If you like how simple lines can still feel like a real place, look up *glazing*—the technique he used to build up thin, see-through layers of paint.

Overview

Painted around 1905, this oil on canvas depicts a rural farmstead near Duivendrecht in the Netherlands. Though later known for geometric abstraction, Mondrian began with representational landscapes. This work captures a quiet, open countryside scene—farm buildings, scattered trees, and cultivated fields under a muted sky—reflecting his early commitment to observing the natural world before moving toward abstraction.

Subject & Meaning

The farm served as a recurring motif in Mondrian’s early career, symbolizing the quiet order of the Dutch countryside.

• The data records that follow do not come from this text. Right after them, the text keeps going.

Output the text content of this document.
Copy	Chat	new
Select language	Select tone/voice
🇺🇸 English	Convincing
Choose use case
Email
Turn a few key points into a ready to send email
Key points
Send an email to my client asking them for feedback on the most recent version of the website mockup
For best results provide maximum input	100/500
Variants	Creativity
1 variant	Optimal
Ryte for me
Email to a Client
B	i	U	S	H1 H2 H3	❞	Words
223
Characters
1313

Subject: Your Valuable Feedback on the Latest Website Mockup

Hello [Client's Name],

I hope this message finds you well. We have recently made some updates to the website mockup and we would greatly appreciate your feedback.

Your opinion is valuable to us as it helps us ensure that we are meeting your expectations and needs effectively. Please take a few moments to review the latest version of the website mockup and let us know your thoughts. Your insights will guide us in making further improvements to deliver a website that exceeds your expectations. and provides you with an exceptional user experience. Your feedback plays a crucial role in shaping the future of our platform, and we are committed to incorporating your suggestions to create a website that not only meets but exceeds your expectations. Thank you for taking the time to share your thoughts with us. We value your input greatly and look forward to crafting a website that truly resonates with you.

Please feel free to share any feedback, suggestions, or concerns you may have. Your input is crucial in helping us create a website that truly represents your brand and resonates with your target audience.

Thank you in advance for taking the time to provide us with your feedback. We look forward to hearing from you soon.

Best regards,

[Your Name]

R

He returned to it repeatedly, not as a documentary exercise, but as a means to explore how form and structure could be distilled from nature. The subject’s persistence suggests a personal connection to place and a desire to uncover underlying rhythms in the landscape, long before he abandoned representation entirely.

Technique & Style

Mondrian applied thin, translucent layers of paint—known as glazing—to achieve subtle tonal shifts in the sky, fields, and foliage. His brushwork is deliberate but soft, blending blues, greens, and earth tones to suggest atmosphere without sharp definition. The composition avoids dramatic perspective, favoring a flattened space that hints at the simplification to come, as forms gradually lose detail across successive versions of the same scene.

History & Provenance

The painting is one of at least twenty related studies of the same farm, created between 1905 and the end of World War I. During the war, Mondrian resumed working in a more naturalistic style, likely due to patronage preferences that favored his earlier, recognizable landscapes over his increasingly abstract Cubist experiments. This work belongs to the initial phase of that series, predating his radical formal reductions.

Context

In the early 1900s, Dutch artists were engaged in redefining national identity through depictions of rural life. Mondrian’s farm scenes aligned with this trend, yet his approach was more analytical than sentimental. His repeated treatment of the subject reflects a broader European interest in structure and perception, foreshadowing his later engagement with Cubism and the eventual move toward pure abstraction in the 1910s.

Legacy

These early farm studies reveal the foundation of Mondrian’s mature style: a systematic reduction of visual complexity into essential forms. Though he later rejected naturalism, the discipline of observing and reworking the same subject taught him how to isolate structure from appearance. The farm near Duivendrecht thus stands as a quiet precursor to his revolutionary grid paintings, rooted in observation rather than invention.

Artist & collection

Portrait of Piet Mondrian

Artist

Piet Mondrian

Pieter Cornelis Mondriaan (Dutch: ; 7 March 1872 – 1 February 1944), known after 1911 as Piet Mondrian (, US also ; Dutch: ), was a Dutch painter and art theoretician, who is regarded as one of the greatest artists of the 20th century.